User-mode component of Microsoft Windows

DirectX Graphics Infrastructure (DXGI) is a user-mode component of Microsoft Windows (for Windows Vista and above) which provides a mapping between particular graphics APIs such as Direct3D 10.0 and above (known in DXGI parlance as producers) and the graphics kernel, which in turn interfaces with the user-mode Windows Display Driver Model driver. DXGI provides objects for tasks such as enumerating graphics adapters and monitors, enumerating display modes, choosing buffer formats, sharing resources between processes (such as between applications and the Desktop Window Manager), and presenting rendered frames to a window or monitor for display.

Both Direct3D 10 and OpenGL applications in Windows Vista work through DXGI.
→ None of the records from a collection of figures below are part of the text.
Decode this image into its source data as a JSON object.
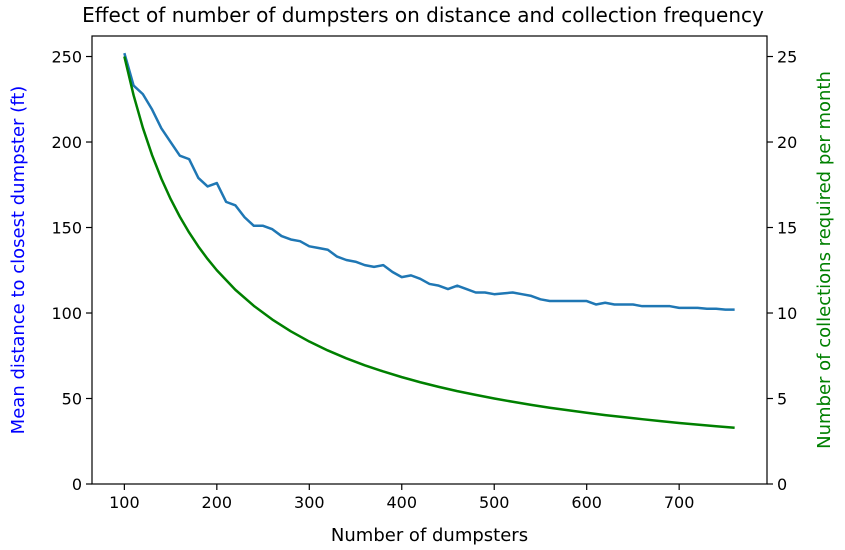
{
  "chart_data": {
    "type": "line",
    "title": "Effect of number of dumpsters on distance and collection frequency",
    "xlabel": "Number of dumpsters",
    "ylabel_left": "Mean distance to closest dumpster (ft)",
    "ylabel_right": "Number of collections required per month",
    "xlim": [
      65,
      795
    ],
    "ylim_left": [
      0,
      262
    ],
    "ylim_right": [
      0,
      26.2
    ],
    "x_ticks": [
      "100",
      "200",
      "300",
      "400",
      "500",
      "600",
      "700"
    ],
    "y_ticks_left": [
      "0",
      "50",
      "100",
      "150",
      "200",
      "250"
    ],
    "y_ticks_right": [
      "0",
      "5",
      "10",
      "15",
      "20",
      "25"
    ],
    "grid": false,
    "colors": {
      "distance": "#1f77b4",
      "collections": "#008000",
      "ylabel_left": "#0000ff",
      "ylabel_right": "#008000"
    },
    "series": [
      {
        "axis": "left",
        "x": [
          100,
          110,
          120,
          130,
          140,
          150,
          160,
          170,
          180,
          190,
          200,
          210,
          220,
          230,
          240,
          250,
          260,
          270,
          280,
          290,
          300,
          310,
          320,
          330,
          340,
          350,
          360,
          370,
          380,
          390,
          400,
          410,
          420,
          430,
          440,
          450,
          460,
          470,
          480,
          490,
          500,
          510,
          520,
          530,
          540,
          550,
          560,
          570,
          580,
          590,
          600,
          610,
          620,
          630,
          640,
          650,
          660,
          670,
          680,
          690,
          700,
          710,
          720,
          730,
          740,
          750,
          760
        ],
        "values": [
          252,
          233,
          228,
          219,
          208,
          200,
          192,
          190,
          179,
          174,
          176,
          165,
          163,
          156,
          151,
          151,
          149,
          145,
          143,
          142,
          139,
          138,
          137,
          133,
          131,
          130,
          128,
          127,
          128,
          124,
          121,
          122,
          120,
          117,
          116,
          114,
          116,
          114,
          112,
          112,
          111,
          111.5,
          112,
          111,
          110,
          108,
          107,
          107,
          107,
          107,
          107,
          105,
          106,
          105,
          105,
          105,
          104,
          104,
          104,
          104,
          103,
          103,
          103,
          102.5,
          102.5,
          102,
          102
        ]
      },
      {
        "axis": "right",
        "x": [
          100,
          110,
          120,
          130,
          140,
          150,
          160,
          170,
          180,
          190,
          200,
          220,
          240,
          260,
          280,
          300,
          320,
          340,
          360,
          380,
          400,
          420,
          440,
          460,
          480,
          500,
          520,
          540,
          560,
          580,
          600,
          620,
          640,
          660,
          680,
          700,
          720,
          740,
          760
        ],
        "values": [
          25,
          22.73,
          20.83,
          19.23,
          17.86,
          16.67,
          15.63,
          14.71,
          13.89,
          13.16,
          12.5,
          11.36,
          10.42,
          9.62,
          8.93,
          8.33,
          7.81,
          7.35,
          6.94,
          6.58,
          6.25,
          5.95,
          5.68,
          5.43,
          5.21,
          5.0,
          4.81,
          4.63,
          4.46,
          4.31,
          4.17,
          4.03,
          3.91,
          3.79,
          3.68,
          3.57,
          3.47,
          3.38,
          3.29
        ]
      }
    ]
  }
}
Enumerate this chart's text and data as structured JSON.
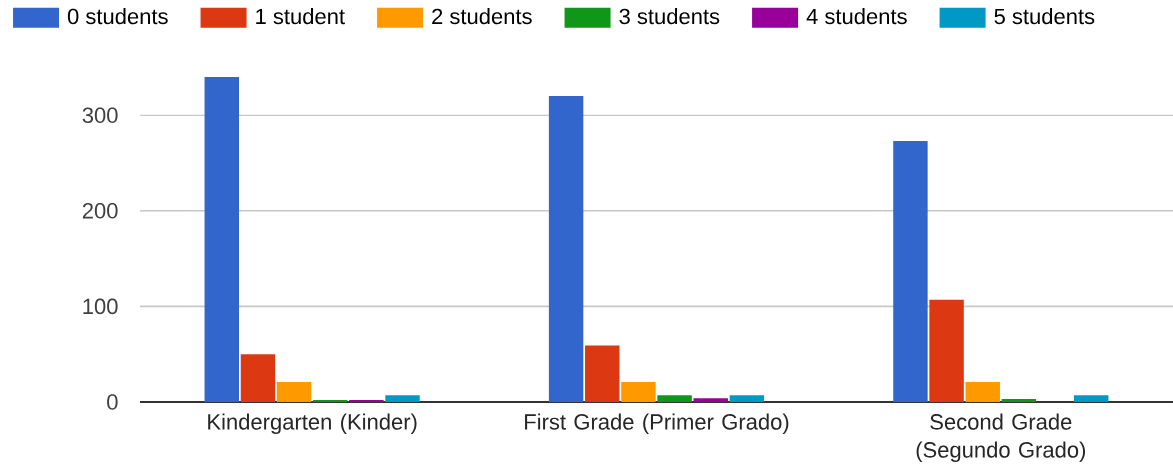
{
  "chart_data": {
    "type": "bar",
    "categories": [
      "Kindergarten (Kinder)",
      "First Grade (Primer Grado)",
      "Second Grade (Segundo Grado)"
    ],
    "series": [
      {
        "name": "0 students",
        "color": "#3366cc",
        "values": [
          340,
          320,
          273
        ]
      },
      {
        "name": "1 student",
        "color": "#dc3912",
        "values": [
          50,
          59,
          107
        ]
      },
      {
        "name": "2 students",
        "color": "#ff9900",
        "values": [
          21,
          21,
          21
        ]
      },
      {
        "name": "3 students",
        "color": "#109618",
        "values": [
          2,
          7,
          3
        ]
      },
      {
        "name": "4 students",
        "color": "#990099",
        "values": [
          2,
          4,
          0
        ]
      },
      {
        "name": "5 students",
        "color": "#0099c6",
        "values": [
          7,
          7,
          7
        ]
      }
    ],
    "ylim": [
      0,
      340
    ],
    "yticks": [
      0,
      100,
      200,
      300
    ],
    "grid": "y",
    "legend": "top"
  }
}
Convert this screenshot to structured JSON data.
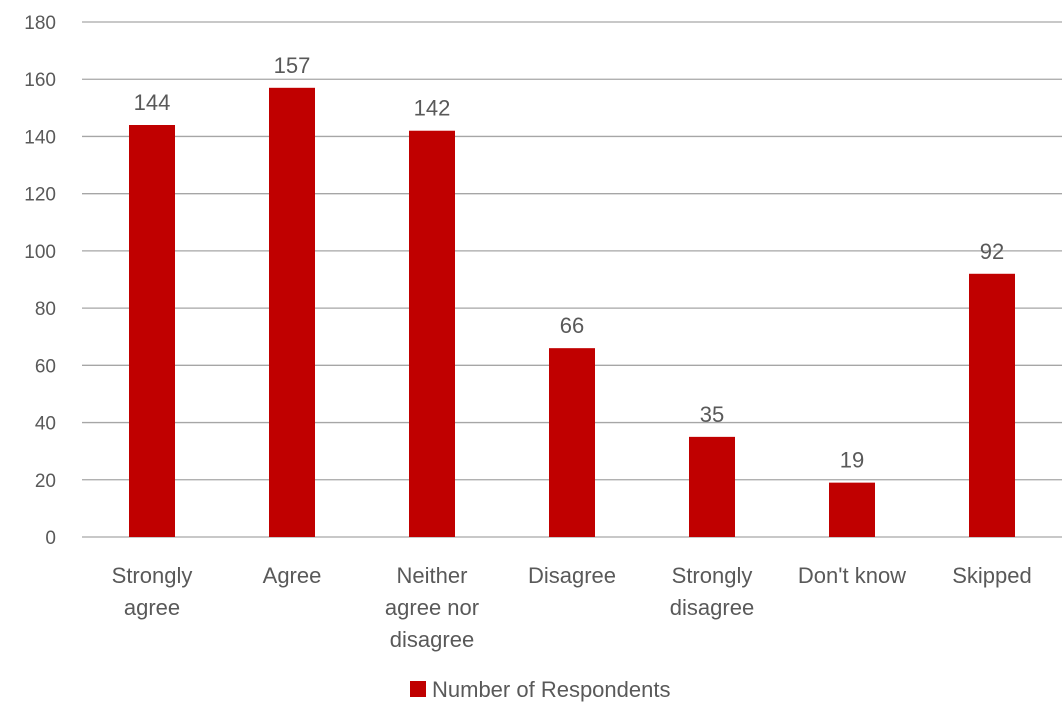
{
  "chart_data": {
    "type": "bar",
    "title": "",
    "xlabel": "",
    "ylabel": "",
    "categories": [
      [
        "Strongly",
        "agree"
      ],
      [
        "Agree"
      ],
      [
        "Neither",
        "agree nor",
        "disagree"
      ],
      [
        "Disagree"
      ],
      [
        "Strongly",
        "disagree"
      ],
      [
        "Don't know"
      ],
      [
        "Skipped"
      ]
    ],
    "series": [
      {
        "name": "Number of Respondents",
        "color": "#C00000",
        "values": [
          144,
          157,
          142,
          66,
          35,
          19,
          92
        ]
      }
    ],
    "ylim": [
      0,
      180
    ],
    "yticks": [
      0,
      20,
      40,
      60,
      80,
      100,
      120,
      140,
      160,
      180
    ],
    "grid": true,
    "data_labels": true,
    "legend_position": "bottom"
  }
}
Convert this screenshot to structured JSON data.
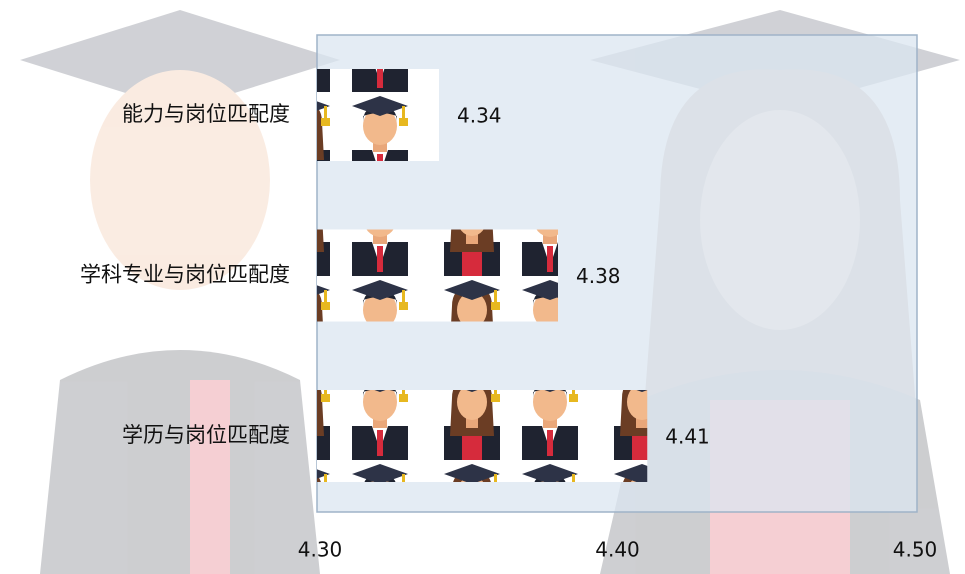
{
  "chart_data": {
    "type": "bar",
    "orientation": "horizontal",
    "categories": [
      "能力与岗位匹配度",
      "学科专业与岗位匹配度",
      "学历与岗位匹配度"
    ],
    "values": [
      4.34,
      4.38,
      4.41
    ],
    "xlim": [
      4.3,
      4.5
    ],
    "xticks": [
      {
        "value": 4.3,
        "label": "4.30"
      },
      {
        "value": 4.4,
        "label": "4.40"
      },
      {
        "value": 4.5,
        "label": "4.50"
      }
    ],
    "grid": false
  }
}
Windows 8 introduced a notably useful DXGI-based API called Desktop Duplication API for hardware accelerated video capture using DirectX. Using it with a hardware video encoder provides a low-latency, high-performance solution for screen capturing and encoding, freeing up the CPU for gaming or other tasks such as Miracast screencasting, streaming, remote desktop scenarios.

DXGI 1.1 added surface sharing between the various Windows graphics API. The newest version is DXGI 1.6, introduced with Windows 10 Creators Update and updated with Windows 10 Fall Creators Update.

DXGI 2 preview was released alongside the Oculus Rift SDK, containing improvements for stereoscopic rendering.